# [BDL] The top 10 best defenders of the last decade



## Cornholio (Feb 13, 2005)

> *2. Shane Battier*
> 
> If you watch this guy, on any given possession, you'll understand. Just take your eye off the ball and watch Battier work — the guy acts as if he's in his own reality show, as if the cameras were on him for the entire 24-second turn, even if his man never gets the ball, while appearing deathly allergic to letting people down. Battier just does everything right. It may not mean he'll get the rebound, block or steal — and his guy might still nail the shot — but I've never seen someone pitch as many perfect games defensively.


Linkage


----------



## BG7 (Jun 25, 2003)

This list is whack. Ben Wallace should be #1. That's a slap in the face to have Battier over him. (and over guys like Duncan too).

Battier's best DWS season is 105th best in the decade, and his best D-Rtg season is 305th best of the decade. Wallace has top honors in both.

Not too hate on Battier, because he's a solid player. But I don't like how Wallace's defense in his prime is so underrated.


----------



## Spaceman Spiff (Aug 2, 2006)

Ben Wallace in his prime is overrated. He's a weakside helper.


----------



## mtlk (Apr 25, 2005)

So Shane is batter than Ron.:smackalot:


----------



## BG7 (Jun 25, 2003)

Spaceman Spiff said:


> Ben Wallace in his prime is overrated. He's a weakside helper.
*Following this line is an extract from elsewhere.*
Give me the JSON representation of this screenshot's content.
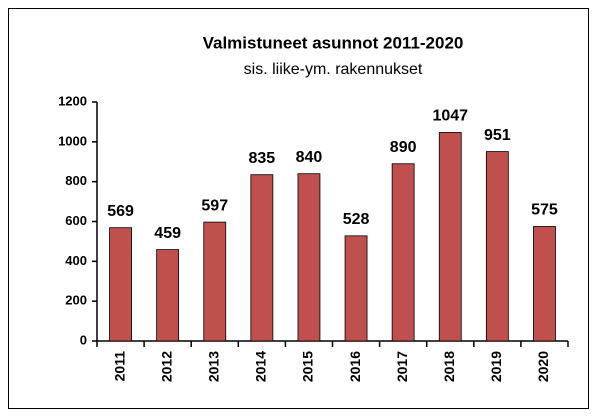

A weakside help defender who put up the best season based on D-Rtg for a player who played 24+ minutes a game, who had the best DWS season since 1973, and who had the best postseason ever based on D-Rtg.


----------



## Hakeem (Aug 12, 2004)

BG7 said:


> Battier's best DWS season is 105th best in the decade, and his best D-Rtg season is 305th best of the decade. Wallace has top honors in both.


That is not the right way of looking at it. 
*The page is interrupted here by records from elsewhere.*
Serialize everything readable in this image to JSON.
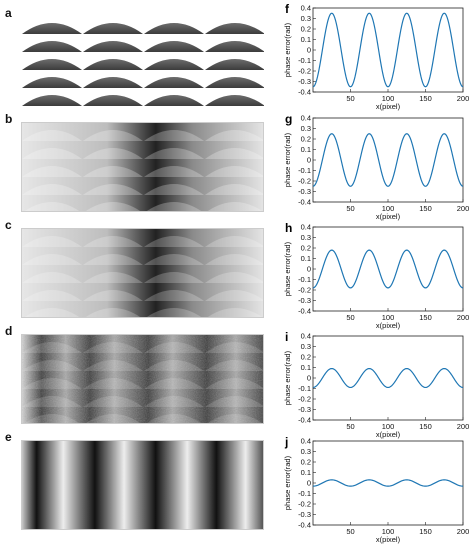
{
  "panels_left": [
    {
      "label": "a",
      "kind": "fringe-with-lenses"
    },
    {
      "label": "b",
      "kind": "dark-bands-with-lenses"
    },
    {
      "label": "c",
      "kind": "dark-bands-with-lenses"
    },
    {
      "label": "d",
      "kind": "noisy-bands"
    },
    {
      "label": "e",
      "kind": "smooth-bands"
    }
  ],
  "chart_data": [
    {
      "label": "f",
      "type": "line",
      "ylabel": "phase error(rad)",
      "xlabel": "x(pixel)",
      "xlim": [
        0,
        200
      ],
      "ylim": [
        -0.4,
        0.4
      ],
      "xticks": [
        50,
        100,
        150,
        200
      ],
      "yticks": [
        0.4,
        0.3,
        0.2,
        0.1,
        0,
        -0.1,
        -0.2,
        -0.3,
        -0.4
      ],
      "amplitude": 0.35,
      "period": 50,
      "color": "#1f77b4"
    },
    {
      "label": "g",
      "type": "line",
      "ylabel": "phase error(rad)",
      "xlabel": "x(pixel)",
      "xlim": [
        0,
        200
      ],
      "ylim": [
        -0.4,
        0.4
      ],
      "xticks": [
        50,
        100,
        150,
        200
      ],
      "yticks": [
        0.4,
        0.3,
        0.2,
        0.1,
        0,
        -0.1,
        -0.2,
        -0.3,
        -0.4
      ],
      "amplitude": 0.25,
      "period": 50,
      "color": "#1f77b4"
    },
    {
      "label": "h",
      "type": "line",
      "ylabel": "phase error(rad)",
      "xlabel": "x(pixel)",
      "xlim": [
        0,
        200
      ],
      "ylim": [
        -0.4,
        0.4
      ],
      "xticks": [
        50,
        100,
        150,
        200
      ],
      "yticks": [
        0.4,
        0.3,
        0.2,
        0.1,
        0,
        -0.1,
        -0.2,
        -0.3,
        -0.4
      ],
      "amplitude": 0.18,
      "period": 50,
      "color": "#1f77b4"
    },
    {
      "label": "i",
      "type": "line",
      "ylabel": "phase error(rad)",
      "xlabel": "x(pixel)",
      "xlim": [
        0,
        200
      ],
      "ylim": [
        -0.4,
        0.4
      ],
      "xticks": [
        50,
        100,
        150,
        200
      ],
      "yticks": [
        0.4,
        0.3,
        0.2,
        0.1,
        0,
        -0.1,
        -0.2,
        -0.3,
        -0.4
      ],
      "amplitude": 0.09,
      "period": 50,
      "color": "#1f77b4"
    },
    {
      "label": "j",
      "type": "line",
      "ylabel": "phase error(rad)",
      "xlabel": "x(pixel)",
      "xlim": [
        0,
        200
      ],
      "ylim": [
        -0.4,
        0.4
      ],
      "xticks": [
        50,
        100,
        150,
        200
      ],
      "yticks": [
        0.4,
        0.3,
        0.2,
        0.1,
        0,
        -0.1,
        -0.2,
        -0.3,
        -0.4
      ],
      "amplitude": 0.03,
      "period": 50,
      "color": "#1f77b4"
    }
  ]
}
Individual defensive rating and defensive win shares are not a very good measure of defensive ability. Every big man on those Pistons teams had great defensive ratings. Hence why Darko has one of the best single-season defensive ratings of all time. There have been numerous examples of players on great defensive teams having defensive ratings that exaggerate their defensive prowess.
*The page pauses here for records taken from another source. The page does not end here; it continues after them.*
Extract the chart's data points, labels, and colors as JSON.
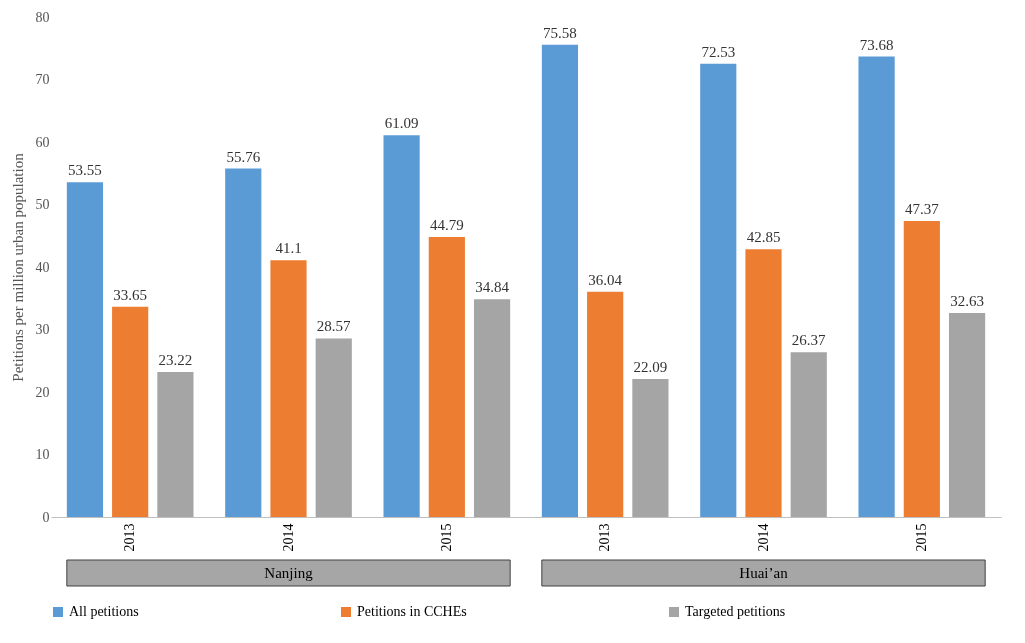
{
  "chart_data": {
    "type": "bar",
    "ylabel": "Petitions per million  urban population",
    "categories": [
      "2013",
      "2014",
      "2015",
      "2013",
      "2014",
      "2015"
    ],
    "annotations": [
      "Nanjing",
      "Huai’an"
    ],
    "series": [
      {
        "name": "All petitions",
        "color": "#5b9bd5",
        "values": [
          53.55,
          55.76,
          61.09,
          75.58,
          72.53,
          73.68
        ]
      },
      {
        "name": "Petitions in CCHEs",
        "color": "#ed7d31",
        "values": [
          33.65,
          41.1,
          44.79,
          36.04,
          42.85,
          47.37
        ]
      },
      {
        "name": "Targeted petitions",
        "color": "#a5a5a5",
        "values": [
          23.22,
          28.57,
          34.84,
          22.09,
          26.37,
          32.63
        ]
      }
    ],
    "ylim": [
      0,
      80
    ],
    "yticks": [
      0,
      10,
      20,
      30,
      40,
      50,
      60,
      70,
      80
    ],
    "grid": false,
    "legend": "bottom",
    "data_labels": true
  }
}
Ben Wallace was a great defender. Better than Battier. But his post defense wasn't great. Duncan offered considerably better post defense and was a safer help defender. Wallace was a better pick and roll defender and was slightly better at protecting the rim.

The list in the article overrates Battier, Snow and Hinrich, underrates Duncan and Bowen, and completely forgets about Rasheed, Payton, Christie and Kirilenko (though obviously not everyone can make the 10).


----------